Comuni calabresi pronti alla “Marcia su Roma” contro lo spopolamento
A innescare questa nuova fase è stata l’iniziativa del sindaco di Dinami, Antonino Di Bella, che nei giorni scorsi ha scritto alle istituzioni per denunciare l’eccessivo carico fiscale sugli immobili
Non è più soltanto un’idea suggestiva né un appello isolato. Sta prendendo forma, giorno dopo giorno, una vera e propria linea politica che, come una corrente sotterranea, si rafforza e ora punta direttamente verso Roma. Dai piccoli centri dell’entroterra calabrese si leva infatti una voce sempre più unitaria: amministratori locali ed emigrati sono pronti a mobilitarsi insieme per chiedere un intervento nazionale contro il progressivo spopolamento.
A innescare questa nuova fase è stata l’iniziativa del sindaco di Dinami, Antonino Di Bella, che nei giorni scorsi ha scritto alle istituzioni italiane ed europee per denunciare l’eccessivo carico fiscale sugli immobili nei piccoli comuni. Un segnale forte che si inserisce però in un percorso già avviato.

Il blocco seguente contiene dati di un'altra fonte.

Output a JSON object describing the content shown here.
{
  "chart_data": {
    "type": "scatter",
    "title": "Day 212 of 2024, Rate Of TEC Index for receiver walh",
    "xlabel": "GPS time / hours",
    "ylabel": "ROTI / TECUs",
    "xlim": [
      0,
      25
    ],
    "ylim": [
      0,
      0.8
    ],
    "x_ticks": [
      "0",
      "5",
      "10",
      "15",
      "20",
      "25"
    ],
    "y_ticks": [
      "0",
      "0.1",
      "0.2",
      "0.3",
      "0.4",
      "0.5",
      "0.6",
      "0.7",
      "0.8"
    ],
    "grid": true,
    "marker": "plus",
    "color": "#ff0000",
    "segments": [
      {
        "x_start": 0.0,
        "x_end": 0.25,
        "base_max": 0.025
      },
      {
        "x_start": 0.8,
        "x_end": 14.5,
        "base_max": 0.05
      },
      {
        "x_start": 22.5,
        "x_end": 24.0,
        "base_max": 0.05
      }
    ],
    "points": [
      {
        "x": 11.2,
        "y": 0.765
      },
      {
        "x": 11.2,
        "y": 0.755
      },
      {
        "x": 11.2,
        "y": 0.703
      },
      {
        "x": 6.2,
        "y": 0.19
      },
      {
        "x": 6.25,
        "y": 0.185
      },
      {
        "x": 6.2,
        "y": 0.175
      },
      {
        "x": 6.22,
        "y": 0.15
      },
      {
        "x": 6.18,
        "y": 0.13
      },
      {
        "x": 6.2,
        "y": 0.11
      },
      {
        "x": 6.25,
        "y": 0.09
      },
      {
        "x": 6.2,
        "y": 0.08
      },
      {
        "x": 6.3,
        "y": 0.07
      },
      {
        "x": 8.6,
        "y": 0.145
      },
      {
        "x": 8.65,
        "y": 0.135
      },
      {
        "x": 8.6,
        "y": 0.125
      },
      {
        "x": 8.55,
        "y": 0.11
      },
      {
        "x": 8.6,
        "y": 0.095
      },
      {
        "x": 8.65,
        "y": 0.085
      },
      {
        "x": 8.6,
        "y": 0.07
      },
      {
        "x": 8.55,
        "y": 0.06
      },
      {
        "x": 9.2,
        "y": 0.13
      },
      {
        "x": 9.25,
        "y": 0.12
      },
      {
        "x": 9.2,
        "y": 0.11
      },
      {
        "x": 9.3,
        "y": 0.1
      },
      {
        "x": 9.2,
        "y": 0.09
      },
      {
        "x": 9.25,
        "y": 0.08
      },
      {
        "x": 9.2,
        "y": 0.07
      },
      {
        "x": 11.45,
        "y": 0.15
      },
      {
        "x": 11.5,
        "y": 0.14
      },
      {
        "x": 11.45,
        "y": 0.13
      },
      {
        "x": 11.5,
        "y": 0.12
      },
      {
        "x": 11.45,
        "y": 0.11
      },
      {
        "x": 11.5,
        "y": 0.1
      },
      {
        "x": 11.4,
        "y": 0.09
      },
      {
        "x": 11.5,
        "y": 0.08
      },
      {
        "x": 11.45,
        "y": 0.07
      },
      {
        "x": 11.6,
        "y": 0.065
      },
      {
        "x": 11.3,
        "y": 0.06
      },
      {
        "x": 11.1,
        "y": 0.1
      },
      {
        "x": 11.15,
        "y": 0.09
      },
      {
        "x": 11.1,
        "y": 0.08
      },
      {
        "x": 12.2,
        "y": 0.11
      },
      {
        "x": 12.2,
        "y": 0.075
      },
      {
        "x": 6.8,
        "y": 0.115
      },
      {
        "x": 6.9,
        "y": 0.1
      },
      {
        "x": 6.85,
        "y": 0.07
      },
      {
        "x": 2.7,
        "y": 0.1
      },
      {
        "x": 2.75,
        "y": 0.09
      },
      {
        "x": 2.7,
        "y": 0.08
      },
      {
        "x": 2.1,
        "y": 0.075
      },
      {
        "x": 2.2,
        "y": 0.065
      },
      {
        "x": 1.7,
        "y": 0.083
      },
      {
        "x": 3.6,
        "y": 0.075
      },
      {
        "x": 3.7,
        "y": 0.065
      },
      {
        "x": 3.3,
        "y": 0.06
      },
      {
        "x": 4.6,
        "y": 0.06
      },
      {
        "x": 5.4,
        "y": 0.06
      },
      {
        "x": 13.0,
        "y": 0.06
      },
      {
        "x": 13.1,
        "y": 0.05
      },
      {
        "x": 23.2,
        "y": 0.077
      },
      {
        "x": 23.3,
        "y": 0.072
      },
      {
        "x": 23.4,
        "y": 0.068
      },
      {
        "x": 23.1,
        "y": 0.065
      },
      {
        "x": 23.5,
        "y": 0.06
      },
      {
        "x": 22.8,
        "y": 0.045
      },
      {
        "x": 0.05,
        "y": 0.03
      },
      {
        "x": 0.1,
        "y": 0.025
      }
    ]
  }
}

Il tema, infatti, non è nuovo. Già un anno fa l’imprenditore italo-svizzero Carlo Bauleo, originario di Paludi, aveva acceso i riflettori sulla questione proponendo alla Regione Calabria misure di defiscalizzazione per materiali edilizi e ristrutturazioni, con l’obiettivo di rilanciare il mercato immobiliare e il cosiddetto turismo delle radici.
Oggi queste due spinte – quella istituzionale e quella proveniente dalle comunità degli emigrati – si incontrano e danno vita a una piattaforma comune che guarda direttamente al Parlamento.
La proposta: un decreto per salvare i piccoli centri
L’obiettivo è ottenere un provvedimento urgente, sul modello di quelli varati per affrontare emergenze come il caro energia. L’idea è quella di un “Decreto Piccoli Borghi” che introduca misure straordinarie a sostegno dei comuni con meno di 3mila abitanti.
Tra le principali proposte: riduzione della tassazione sugli immobili, soprattutto per chi vive all’estero; agevolazioni fiscali per interventi edilizi e acquisto di materiali; incentivi per il recupero delle abitazioni; politiche mirate ad attrarre nuovi residenti e investitori.
Alla base, una constatazione ormai evidente: nei piccoli borghi le case stanno diventando più un peso che una risorsa, contribuendo a fenomeni di abbandono e svendita.
La mobilitazione: un fronte comune dei sindaci
Su queste basi prende forma una mobilitazione sempre più strutturata. L’obiettivo è coinvolgere il maggior numero possibile di sindaci dell’entroterra calabrese per costruire un fronte compatto, capace di incidere sulle scelte nazionali.
L’idea è portare la vertenza direttamente nella Capitale, fino al Parlamento, con la possibilità di organizzare un momento istituzionale che dia visibilità alle richieste. Un passaggio che segnerebbe il salto da iniziativa locale a questione politica di rilievo nazionale.
In questo percorso sarà centrale anche il ruolo dell’ANCI, chiamata a sostenere e coordinare l’azione, con l’ambizione di estendere la mobilitazione a tutti i piccoli comuni italiani. L’obiettivo finale è ottenere una risposta rapida e concreta da parte del Parlamento.
Una sfida che riguarda il futuro dei territori
Quella che parte dai borghi calabresi non è solo una battaglia fiscale. È una sfida più ampia che riguarda il destino delle aree interne del Paese.
Dietro i numeri dello spopolamento e le case chiuse si nasconde il rischio reale di perdere intere comunità, insieme alla loro identità e al tessuto economico locale. Ma esiste anche un’altra possibilità: trasformare questi territori in luoghi attrattivi, capaci di valorizzare turismo, ritorno degli emigrati e nuove forme di residenzialità.
Una sfida complessa, ma sempre più al centro del dibattito nazionale.